Sadly, the game seems really slow as far as gameplay goes.
 
It is astonishing to me that anyone would want to play this "game."

My two favorite lines from the video:

1. "I'm not making a game where you save the world. I'm making a game where you follow people in everyday life after tragedy."

2. "In the first chapter, you will be booking your own son's funeral, while your wife tries to learn to play the piano to cope with her own grief."

Sigh. Give me a break.

ETA - FWIW, I do like the visual style.
 
It is astonishing to me that anyone would want to play this "game."

My two favorite lines from the video:

1. "I'm not making a game where you save the world. I'm making a game where you follow people in everyday life after tragedy."

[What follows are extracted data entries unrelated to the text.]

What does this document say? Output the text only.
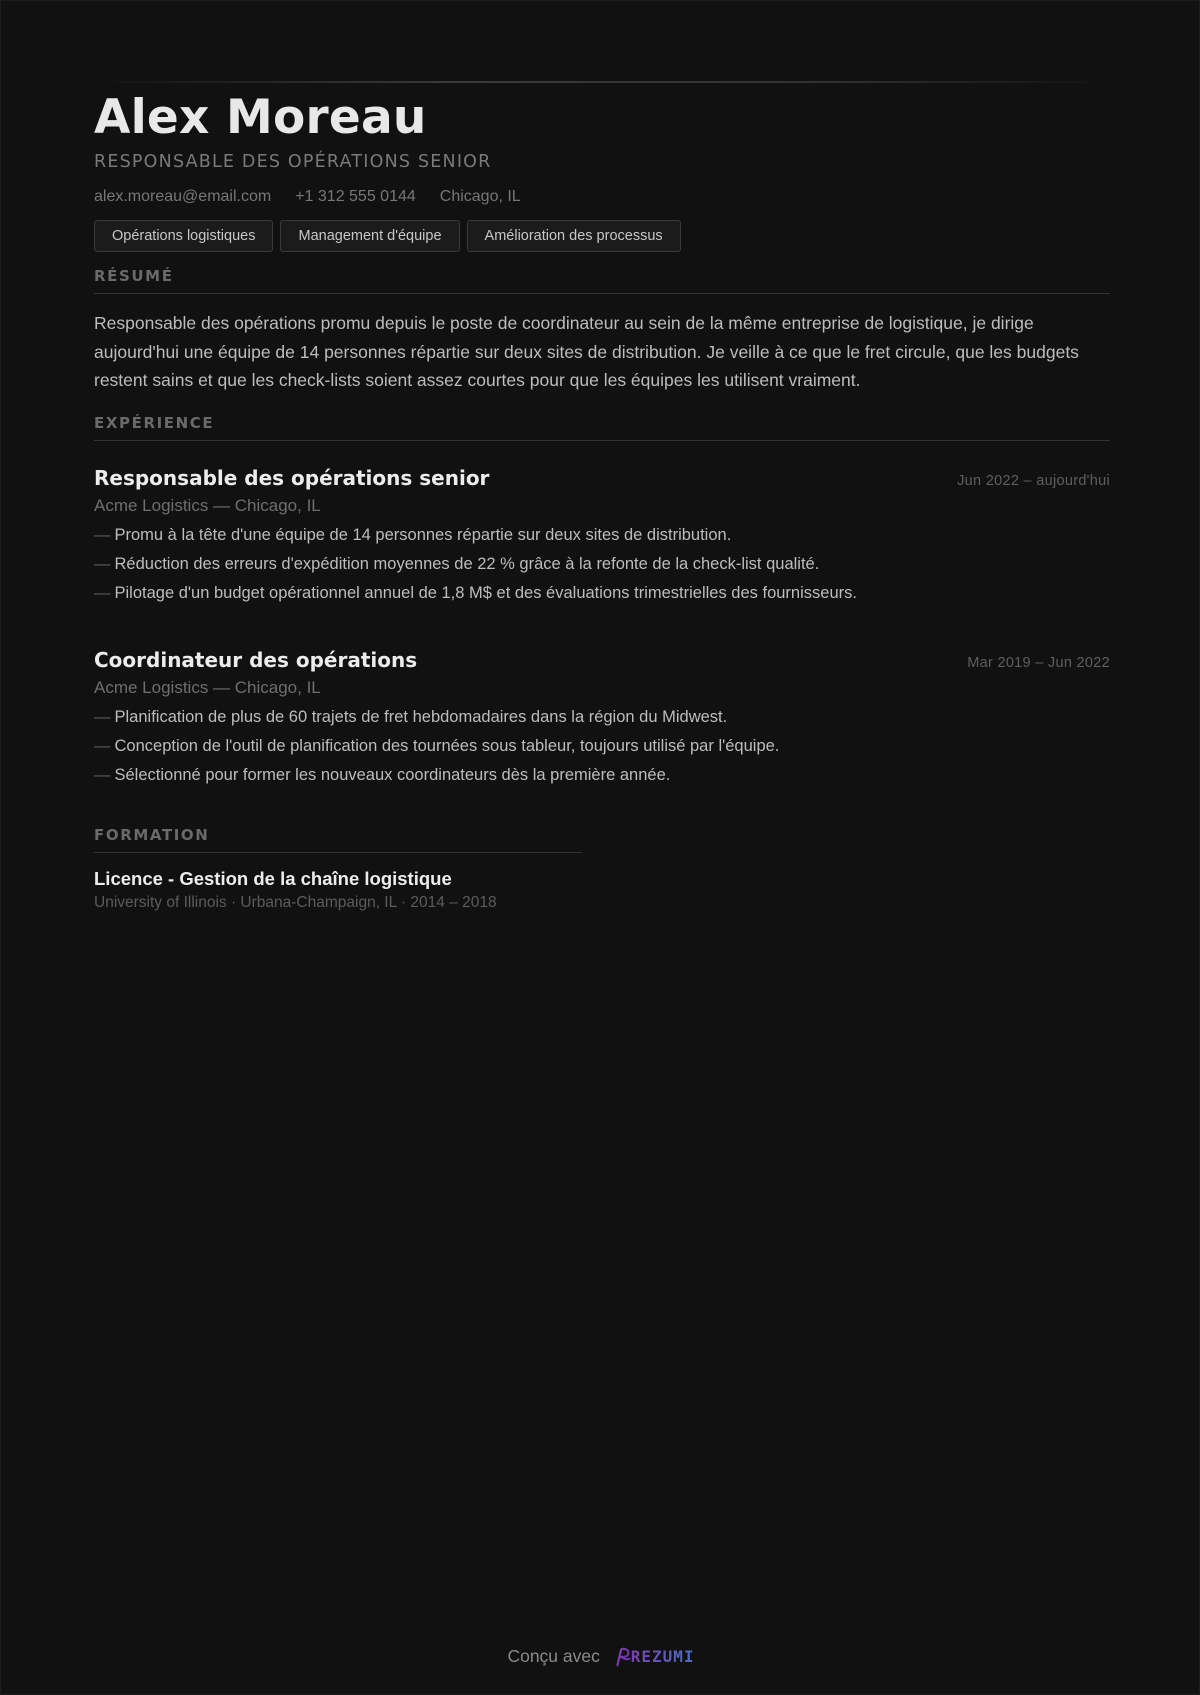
Alex Moreau
RESPONSABLE DES OPÉRATIONS SENIOR
alex.moreau@email.com +1 312 555 0144 Chicago, IL
Opérations logistiques	Management d'équipe	Amélioration des processus
RÉSUMÉ

Responsable des opérations promu depuis le poste de coordinateur au sein de la même entreprise de logistique, je dirige aujourd'hui une équipe de 14 personnes répartie sur deux sites de distribution. Je veille à ce que le fret circule, que les budgets restent sains et que les check-lists soient assez courtes pour que les équipes les utilisent vraiment.

EXPÉRIENCE
Responsable des opérations senior	Jun 2022 – aujourd'hui
Acme Logistics — Chicago, IL
— Promu à la tête d'une équipe de 14 personnes répartie sur deux sites de distribution.
— Réduction des erreurs d'expédition moyennes de 22 % grâce à la refonte de la check-list qualité.
— Pilotage d'un budget opérationnel annuel de 1,8 M$ et des évaluations trimestrielles des fournisseurs.
Coordinateur des opérations	Mar 2019 – Jun 2022
Acme Logistics — Chicago, IL
— Planification de plus de 60 trajets de fret hebdomadaires dans la région du Midwest.
— Conception de l'outil de planification des tournées sous tableur, toujours utilisé par l'équipe.
— Sélectionné pour former les nouveaux coordinateurs dès la première année.
FORMATION
Licence - Gestion de la chaîne logistique
University of Illinois · Urbana-Champaign, IL · 2014 – 2018
Conçu avec REZUMI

2. "In the first chapter, you will be booking your own son's funeral, while your wife tries to learn to play the piano to cope with her own grief."

Sigh. Give me a break.

ETA - FWIW, I do like the visual style.
Idk, I think that just feeds into the mindset that games must be "fun". It's an art medium, the same way books and movies are. Just like some movies and books are fun Friday night entertaininment (Transformers, the Jack Reacher novels) and some look at bleak situations (12 Years A Slave, The Road) or have a message, can't the gaming medium have the same depth and diversity? Games can offer an immersive experience that can't be found in any other medium, able to bring the player into a world and scenario through interactivity.